Над ним стоял дядя Стася Бубырь с четвертого этажа. Он теперь, при румынах, стал вроде как управдом. Ходил по квартирам с важным видом, составлял списки жильцов. Румынам – и офицерам, и солдатам – "делал уважение": снимал кепку и кланялся. А перед жильцами надувал морду. С понтом он большое начальство. Провел румын по всем квартирам с обыском. Кой-чего не досчитались после этого обыска в каждой квартире. И уже гонял жильцов по списку на расчистку двора и мостовой, и уже звучало ему в спину "полицай" – тихим, бессильным шёпотом. К Петровым он не совался: у них офицер стоял, так что и Анне он кланялся во дворе. На всякий случай. И теперь он с интересом смотрел на Алёшину ложку. А Алёша дёрнулся по-глупому, и от Бубыря это не ускользнуло.
– А мама твоя знает за эту ложку?
– Какое ваше дело? – огрызнулся Алеша и устремился в подъезд.
– Ну, бежи, бежи. А кто ж будет с вашего подвала ведро до сортира выносить? – раздались ему вслед невыносимо страшные слова. Уследил-таки, паскуда! И что теперь будет?
Бубырь подошел к Алёше и вынул ложку из его ослабевшей руки уже по-хозяйски. Покрутил, попробовал на зуб.
– Годится. Завтра штоб остальные были, понял? У в полном комплекте. А то я буду сердитый.
И потрепал, подлец, Алёшу по плечу. И ушел. С ложкой.
Мама строчила на ножной машинке "Зингер", когда Алёша тихо вошел и стал над ней с отчаянными глазами.
Той же ночью Мусю с детьми перевели в "берлогу". Тут уж было не до секретов и тайн: запросто следующим же утром их могли расстрелять за укрывательство. Потому обе мамы от слова "катакомбы" в особый ужас не пришли, и лишних вопросов задавать не стали.
В "берлоге" было, с одной стороны, гораздо лучше, чем в подвале. Потому что в катакомбах, каждый знает, пятнадцать градусов и зимой, и летом. Да и попросторнее: "берлога" была небольшая камера, размером с кухню. И всё-таки было, где размяться, и где попрыгать детям.

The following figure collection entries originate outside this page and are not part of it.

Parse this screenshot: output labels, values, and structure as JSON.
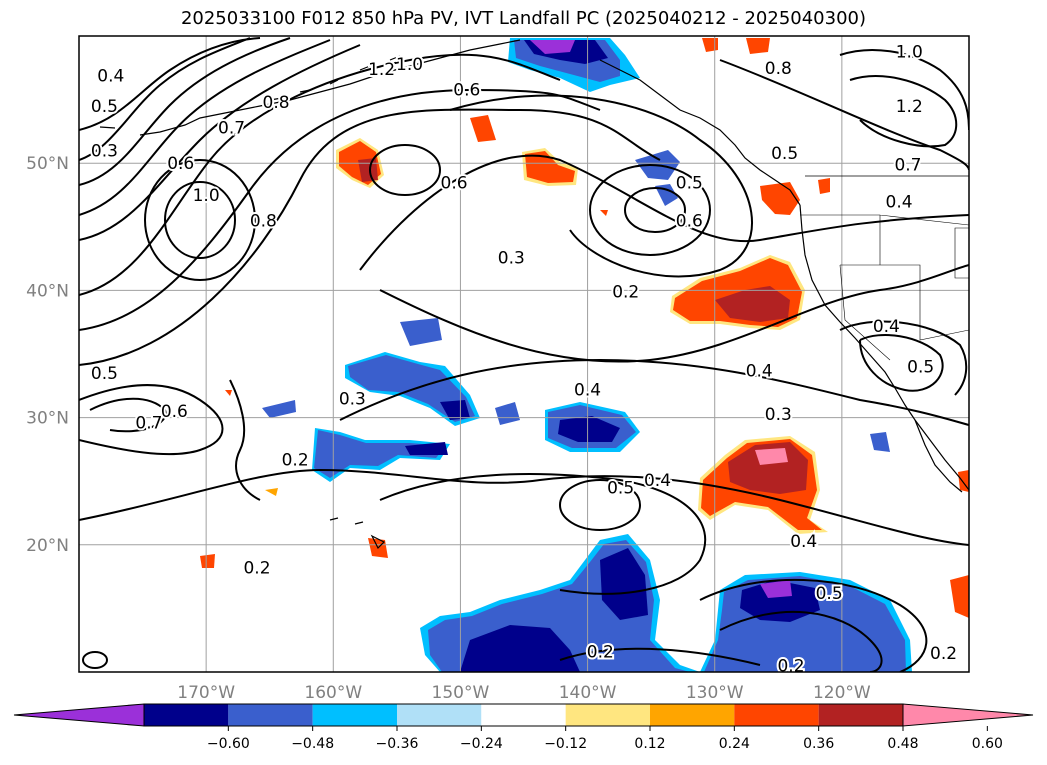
{
  "title": "2025033100 F012 850 hPa PV, IVT Landfall PC (2025040212 - 2025040300)",
  "map": {
    "lon_range": [
      -180,
      -110
    ],
    "lat_range": [
      10,
      60
    ],
    "grid_lons": [
      -170,
      -160,
      -150,
      -140,
      -130,
      -120
    ],
    "grid_lats": [
      20,
      30,
      40,
      50
    ],
    "lon_tick_labels": [
      "170°W",
      "160°W",
      "150°W",
      "140°W",
      "130°W",
      "120°W"
    ],
    "lat_tick_labels": [
      "20°N",
      "30°N",
      "40°N",
      "50°N"
    ]
  },
  "colorbar": {
    "tick_labels": [
      "−0.60",
      "−0.48",
      "−0.36",
      "−0.24",
      "−0.12",
      "0.12",
      "0.24",
      "0.36",
      "0.48",
      "0.60"
    ],
    "colors": [
      "#9b30d9",
      "#00008b",
      "#3a5fcd",
      "#00bfff",
      "#b0e0f7",
      "#ffffff",
      "#ffe680",
      "#ffa500",
      "#ff4500",
      "#b22222",
      "#ff88aa"
    ]
  },
  "contour_labels": [
    {
      "text": "0.4",
      "lon": -177.5,
      "lat": 56.9
    },
    {
      "text": "0.5",
      "lon": -178.0,
      "lat": 54.5
    },
    {
      "text": "0.3",
      "lon": -178.0,
      "lat": 51.0
    },
    {
      "text": "0.6",
      "lon": -172.0,
      "lat": 50.0
    },
    {
      "text": "0.7",
      "lon": -168.0,
      "lat": 52.8
    },
    {
      "text": "0.8",
      "lon": -164.5,
      "lat": 54.8
    },
    {
      "text": "1.0",
      "lon": -170.0,
      "lat": 47.5
    },
    {
      "text": "0.8",
      "lon": -165.5,
      "lat": 45.5
    },
    {
      "text": "1.2",
      "lon": -156.2,
      "lat": 57.4
    },
    {
      "text": "1.0",
      "lon": -154.0,
      "lat": 57.8
    },
    {
      "text": "0.6",
      "lon": -149.5,
      "lat": 55.8
    },
    {
      "text": "0.6",
      "lon": -150.5,
      "lat": 48.5
    },
    {
      "text": "0.5",
      "lon": -132.0,
      "lat": 48.5
    },
    {
      "text": "0.6",
      "lon": -132.0,
      "lat": 45.5
    },
    {
      "text": "0.5",
      "lon": -124.5,
      "lat": 50.8
    },
    {
      "text": "0.8",
      "lon": -125.0,
      "lat": 57.5
    },
    {
      "text": "1.0",
      "lon": -114.7,
      "lat": 58.8
    },
    {
      "text": "1.2",
      "lon": -114.7,
      "lat": 54.5
    },
    {
      "text": "0.7",
      "lon": -114.8,
      "lat": 49.9
    },
    {
      "text": "0.4",
      "lon": -115.5,
      "lat": 47.0
    },
    {
      "text": "0.3",
      "lon": -146.0,
      "lat": 42.6
    },
    {
      "text": "0.2",
      "lon": -137.0,
      "lat": 39.9
    },
    {
      "text": "0.4",
      "lon": -116.5,
      "lat": 37.2
    },
    {
      "text": "0.5",
      "lon": -113.8,
      "lat": 34.0
    },
    {
      "text": "0.4",
      "lon": -126.5,
      "lat": 33.7
    },
    {
      "text": "0.4",
      "lon": -140.0,
      "lat": 32.2
    },
    {
      "text": "0.3",
      "lon": -125.0,
      "lat": 30.3
    },
    {
      "text": "0.3",
      "lon": -158.5,
      "lat": 31.5
    },
    {
      "text": "0.5",
      "lon": -178.0,
      "lat": 33.5
    },
    {
      "text": "0.7",
      "lon": -174.5,
      "lat": 29.6
    },
    {
      "text": "0.6",
      "lon": -172.5,
      "lat": 30.5
    },
    {
      "text": "0.2",
      "lon": -163.0,
      "lat": 26.7
    },
    {
      "text": "0.5",
      "lon": -137.4,
      "lat": 24.5
    },
    {
      "text": "0.4",
      "lon": -134.5,
      "lat": 25.1
    },
    {
      "text": "0.4",
      "lon": -123.0,
      "lat": 20.3
    },
    {
      "text": "0.5",
      "lon": -121.0,
      "lat": 16.2
    },
    {
      "text": "0.2",
      "lon": -166.0,
      "lat": 18.2
    },
    {
      "text": "0.2",
      "lon": -139.0,
      "lat": 11.6
    },
    {
      "text": "0.2",
      "lon": -124.0,
      "lat": 10.5
    },
    {
      "text": "0.2",
      "lon": -112.0,
      "lat": 11.5
    }
  ]
}
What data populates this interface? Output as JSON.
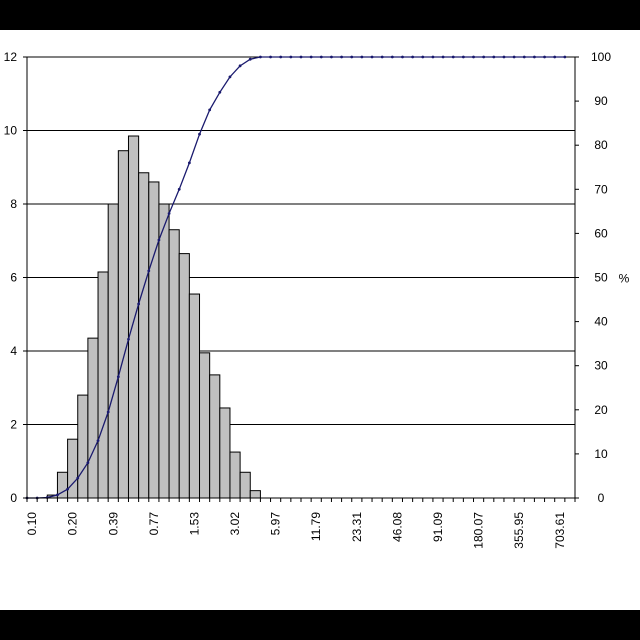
{
  "chart_data": {
    "type": "bar",
    "title": "",
    "xlabel": "",
    "ylabel": "",
    "y2label": "%",
    "ylim": [
      0,
      12
    ],
    "y2lim": [
      0,
      100
    ],
    "yticks": [
      "0",
      "2",
      "4",
      "6",
      "8",
      "10",
      "12"
    ],
    "y2ticks": [
      "0",
      "10",
      "20",
      "30",
      "40",
      "50",
      "60",
      "70",
      "80",
      "90",
      "100"
    ],
    "xtick_labels": [
      "0.10",
      "0.20",
      "0.39",
      "0.77",
      "1.53",
      "3.02",
      "5.97",
      "11.79",
      "23.31",
      "46.08",
      "91.09",
      "180.07",
      "355.95",
      "703.61"
    ],
    "grid": true,
    "legend": "none",
    "bar_color": "#c0c0c0",
    "line_color": "#1a1a6e",
    "series": [
      {
        "type": "bar",
        "axis": "left",
        "values": [
          0,
          0,
          0.08,
          0.7,
          1.6,
          2.8,
          4.35,
          6.15,
          8.0,
          9.45,
          9.85,
          8.85,
          8.6,
          8.0,
          7.3,
          6.65,
          5.55,
          3.95,
          3.35,
          2.45,
          1.25,
          0.7,
          0.2,
          0,
          0,
          0,
          0,
          0,
          0,
          0,
          0,
          0,
          0,
          0,
          0,
          0,
          0,
          0,
          0,
          0,
          0,
          0,
          0,
          0,
          0,
          0,
          0,
          0,
          0,
          0,
          0,
          0,
          0,
          0
        ]
      },
      {
        "type": "line",
        "axis": "right",
        "values": [
          0,
          0,
          0.1,
          0.7,
          2.0,
          4.5,
          8.0,
          13.0,
          19.5,
          27.5,
          36.0,
          44.0,
          51.5,
          58.5,
          64.5,
          70.0,
          76.0,
          82.5,
          88.0,
          92.0,
          95.5,
          98.0,
          99.5,
          100,
          100,
          100,
          100,
          100,
          100,
          100,
          100,
          100,
          100,
          100,
          100,
          100,
          100,
          100,
          100,
          100,
          100,
          100,
          100,
          100,
          100,
          100,
          100,
          100,
          100,
          100,
          100,
          100,
          100,
          100
        ]
      }
    ]
  }
}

С другой стороны, из "берлоги" шёл ход еще куда-то вниз, в тихую темноту, и оттуда тянуло неуютным сквознячком. А может, никакого сквознячка и не было, но казалось, что тянет. Постоянно и спиной, и затылком ощущалась эта черная дыра. Будто она ждала и заманивала в себя. Куда ведёт этот ход – дети разведать не успели, они и "берлогу" нашли как раз перед войной. Но намеревались. А уж это мамам совсем не улыбалось.
Про катакомбы ходили страшные слухи. Они, как говорили, шли под всем городом, запутанные, как лабиринт. Когда-то они начинались как каменоломни, там добывали ракушечник, из которого весь город и был построен. Потом дополнительные ходы пробивали контрабандисты: выносить товары из города за черту "порто-франко". Потом они ещё усложнялись: вся нелегальная, воровская, бандитская деятельность многих поколений городского преступного мира требовала секретных коммуникаций. Иногда ходы заваливались, иногда люди там пропадали бесследно: по той или иной причине. А найти заблудившегося шансов не было. Полностью эту сложную многоярусную сеть никто не знал, да она и не была сплошной. Вовсе не каждый ход тянулся аж до самого села Усатова – главных каменоломен. Иногда всего коридора было на пару кварталов, но и так далеко несведущему человеку заходить не следовало.
В чём советская милиция с царской полицией была единодушна – это в политике относительно катакомб. Если находили туда ход из какого-нибудь городского двора или подвала – этот ход немедленно закупоривали, замуровывали, застраивали так, чтоб и духу его не осталось. И обе мамы в иное время от души согласились бы с обоими учреждениями.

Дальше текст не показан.